La primera pieza que captura la mirada al ingresar en el espacio de la exposición es “La fábrica” un óleo sobre madera entelada de 1994, una de las dos únicas obras de formato apaisado (la otra es el boceto “Ciudad engalanada”, de 1963, en lápiz sobre papel), en la que se advierte, como en muchas otras, la influencia de Giorgio De Chirico y su pintura metafísica con espacios arquitectónicos de perspectivas irreales, llenos de misterio y atmósfera enigmática. Algo parece a punto de ocurrir en la quietud desolada de esa fábrica en cuyos muros se alinean medio centenar de ventanas profundamente negras, recortada sobre un cielo gris de extraña luminosidad. Hay algo en la imagen que parece decir más que lo que se ve en ella. Aizenberg lograba esos cielos de increíble calidad, luminosidad y transparencia pintando, una tras otra, innumerables capas finas de pintura. Decía el mismo Aizenberg, en una charla con Vicente Zito Lema, que su naturaleza era perfeccionista. “Me apasiona la perfección -explicaba-. Si uno hace algo, tiene que hacerlo de la mejor manera posible.
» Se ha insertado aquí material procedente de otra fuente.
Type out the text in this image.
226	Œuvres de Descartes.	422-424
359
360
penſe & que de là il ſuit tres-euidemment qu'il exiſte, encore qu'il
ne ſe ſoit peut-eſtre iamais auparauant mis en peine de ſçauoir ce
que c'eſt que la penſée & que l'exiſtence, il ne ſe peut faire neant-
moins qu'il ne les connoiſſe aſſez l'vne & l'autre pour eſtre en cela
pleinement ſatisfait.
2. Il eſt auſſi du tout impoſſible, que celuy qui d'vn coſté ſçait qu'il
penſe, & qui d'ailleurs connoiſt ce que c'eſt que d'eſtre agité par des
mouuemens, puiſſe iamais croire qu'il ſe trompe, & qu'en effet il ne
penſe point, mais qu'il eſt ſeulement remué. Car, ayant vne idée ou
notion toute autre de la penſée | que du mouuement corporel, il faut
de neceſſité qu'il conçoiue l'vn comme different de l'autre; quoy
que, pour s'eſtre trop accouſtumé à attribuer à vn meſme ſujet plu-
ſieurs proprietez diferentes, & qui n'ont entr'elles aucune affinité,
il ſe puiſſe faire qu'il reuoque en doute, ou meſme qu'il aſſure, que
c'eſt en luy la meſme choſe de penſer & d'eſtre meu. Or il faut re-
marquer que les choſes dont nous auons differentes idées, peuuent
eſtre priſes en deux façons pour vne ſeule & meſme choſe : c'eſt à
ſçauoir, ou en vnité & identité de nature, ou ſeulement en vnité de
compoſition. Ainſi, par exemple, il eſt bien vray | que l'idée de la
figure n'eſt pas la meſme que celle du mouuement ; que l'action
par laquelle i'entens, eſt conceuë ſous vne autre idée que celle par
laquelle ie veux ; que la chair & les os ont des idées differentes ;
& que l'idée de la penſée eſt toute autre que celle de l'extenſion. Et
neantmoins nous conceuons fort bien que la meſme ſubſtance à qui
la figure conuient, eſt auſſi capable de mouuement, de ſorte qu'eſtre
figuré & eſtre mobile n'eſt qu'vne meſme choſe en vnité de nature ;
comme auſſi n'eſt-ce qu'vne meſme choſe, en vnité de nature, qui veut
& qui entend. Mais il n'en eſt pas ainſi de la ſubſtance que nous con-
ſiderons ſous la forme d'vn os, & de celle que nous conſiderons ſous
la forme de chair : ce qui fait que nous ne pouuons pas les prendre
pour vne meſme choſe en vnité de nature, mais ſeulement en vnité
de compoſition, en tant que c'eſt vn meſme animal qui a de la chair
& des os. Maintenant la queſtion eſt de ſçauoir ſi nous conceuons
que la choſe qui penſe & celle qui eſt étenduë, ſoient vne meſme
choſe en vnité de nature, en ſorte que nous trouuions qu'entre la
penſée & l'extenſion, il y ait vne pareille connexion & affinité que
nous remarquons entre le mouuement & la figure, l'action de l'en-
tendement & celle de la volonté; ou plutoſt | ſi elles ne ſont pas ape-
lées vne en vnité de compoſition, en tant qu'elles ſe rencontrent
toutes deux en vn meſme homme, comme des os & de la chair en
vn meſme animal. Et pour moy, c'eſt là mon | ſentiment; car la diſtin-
Cualquier obra tiene que ser elaborada muy intensamente: lentitud en el trabajo, extremo cuidado y rigor. Pinto y repinto capas del mismo color, capas leves, dejando pasar un tiempo entre una y otra, transparencias que van dando una vibración, una vida muy particular y conmovedora. Es parte de mi naturaleza y de mi estructura psicobiológica, como la impresión de una huella digital”. Con semejante intensidad trazaba su personalísimo camino como artista, completamente indiferente a las modas y las demandas de la época. Tanto, que Jorge Romero Brest lo definió como un artista excéntrico -en el sentido de apartado, desinteresado del centro- y anacrónico.
La arquitectura, cuyo estudio abandonó tempranamente para dedicarse de lleno al arte, siguió sin embargo presente en toda su obra. Siguió pintando arquitecturas toda la vida. Tampoco abandonó el automatismo -dejar fluir la mano sobre la tela liberando el gesto creativo- en el que lo introdujo Battle Planas, algo análogo a la asociación libre del psicoanálisis pero desde el punto de vista de lo gráfico y lo pictórico. Pero lo practicaba solo en la medida necesaria, controladamente. Según Viviana Usubiaga, historiadora del arte que investigó su obra, no lo practicaba sobre la tela sino que hacía sucesivos bocetos y dibujos con automatismo, luego seleccionaba los que le interesaban y los transfería a la tela. En sus dibujos, donde la figura humana sustituye a la arquitectura o se fusiona con ella, se advierte que el automatismo se expresa con mayor soltura pero, aun así, está bajo control.
En las obras expuestas en Faggioni, como en todas las del artista, se intuye que el arte era, para Aizenberg, una herramienta más para llegar a conocer la naturaleza de las cosas; para acceder más allá de la superficie de los fenómenos, a su sentido y a sus razones profundas; no para reproducir, sino para penetrar la naturaleza.
"Aizenberg", hasta el 20 de abril en Alejandro Faggioni Estudio de Arte, Sargento Cabral 881, 5° Piso K, lunes a viernes de 14 a 20.